Pour ce créateur, la musique a toujours été une manière d'exprimer ce qu'il n'était pas capable de rendre avec les mots, par manque de vocabulaire, dit-il. D'ailleurs au moment de prendre la décision de devenir coach à l'émission La Voix, il a longuement hésité, en raison de cette crainte bien présente de manquer de mots pour bien expliquer ses points de vue. Et il y avait cette autre raison, aussi. «Ma peur première de faire ce show-là, c'était de briser cette espèce de mythe que j'avais créé au fil des années. J'avais peut-être peur que les gens me connaissent pour vrai... Et c'est ce qui est arrivé», laisse-t-il tomber.

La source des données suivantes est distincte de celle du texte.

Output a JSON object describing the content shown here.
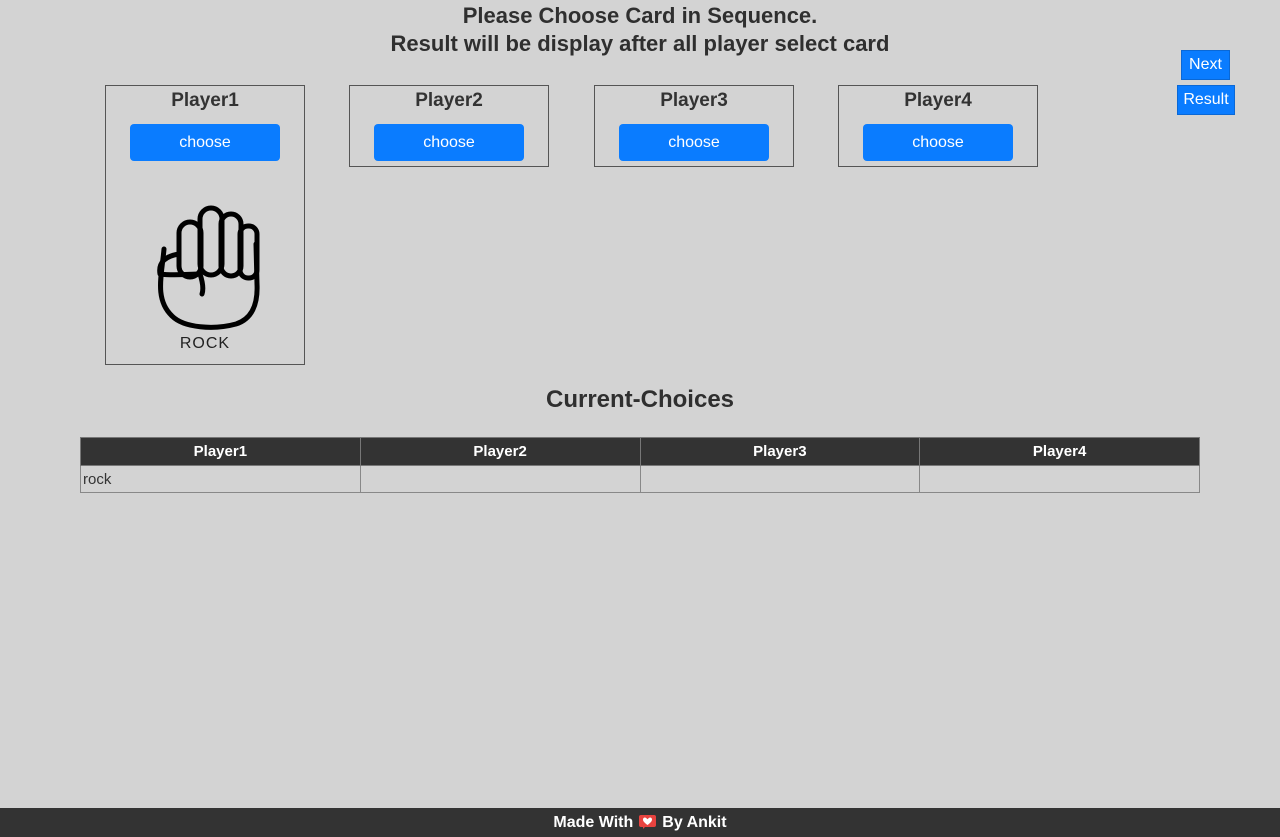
{
  "header": {
    "line1": "Please Choose Card in Sequence.",
    "line2": "Result will be display after all player select card"
  },
  "controls": {
    "next_label": "Next",
    "result_label": "Result"
  },
  "players": [
    {
      "name": "Player1",
      "button_label": "choose",
      "card_label": "ROCK",
      "card_icon": "rock-fist-icon"
    },
    {
      "name": "Player2",
      "button_label": "choose"
    },
    {
      "name": "Player3",
      "button_label": "choose"
    },
    {
      "name": "Player4",
      "button_label": "choose"
    }
  ],
  "choices": {
    "title": "Current-Choices",
    "headers": [
      "Player1",
      "Player2",
      "Player3",
      "Player4"
    ],
    "row": [
      "rock",
      "",
      "",
      ""
    ]
  },
  "footer": {
    "made_with": "Made With",
    "by": "By Ankit",
    "icon": "heart-icon"
  },
  "colors": {
    "background": "#d3d3d3",
    "accent": "#0a7cff",
    "dark": "#333333"
  }
}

S'il craignait de perdre des adeptes, La Voix a toutefois provoqué l'effet inverse. «L'émission a élargi mon public et c'est une bonne chose parce qu'il y a du monde qui se donne maintenant la peine de venir voir les shows et moi, je vis pour la scène. Ma force est toute là. C'est là que les chansons prennent vraiment vie.» 

N'empêche qu'au départ, il a trouvé curieuses ces nouvelles approches. «Plein de gens m'ont dit qu'ils m'avaient découvert à cette émission et qu'ils ne m'aimaient pas avant... Ça veut dire quoi? Tu ne m'aimais pas quand je faisais juste chanter et, maintenant que je ne chante pas, tu m'aimes? C'est un peu bizarre comme énoncé», observe-t-il. «Probablement qu'à cause de ma réputation, une partie du monde n'avait peut-être pas tendu l'oreille vraiment à mon matériel et là, ils se donnent la peine d'écouter vraiment ce que j'ai fait au cours des 25 dernières années...»

Or, le plateau de La Voix lui a aussi ouvert d'autres avenues. «C'est un métier où on ne cesse d'apprendre et de grandir, tout spécialement quand on a la chance de travailler avec d'autres artistes. Chaque collaboration me fait grandir. C'est beaucoup de travail, mais j'ai la chance de me frotter au talent de plein de gens qui rêvent d'avoir la chance de gagner leur vie avec leur passion. Ça te reconnecte aux sources de ton métier et tu comprends pourquoi tu fais ça dans la vie.»

N'empêche que débutant ou vieux routier, il y a des aspects qui ne changent jamais. Éric Lapointe affirme se sentir aussi nerveux qu'à ses débuts. «Je carbure aux peurs, au trac, à l'adrénaline, à l'insécurité, aux défis», défile-t-il. Et l'insécurité n'est pas chose à s'apaiser avec le succès. «Au contraire», réagit-il. «Je me demande si ça ne s'amplifie pas avec les années... On a toujours peur que notre beau rêve s'arrête, que notre château s'écroule. J'arrête de jouer pendant deux semaines et je pense que je suis un artiste fini», rigole-t-il. «Mais cette insécurité, c'est aussi un moteur de création. Le doute est sain. Je vis mal avec ça, je suis très angoissé, mais ça fait partie du quotidien de la majeure partie des artistes.»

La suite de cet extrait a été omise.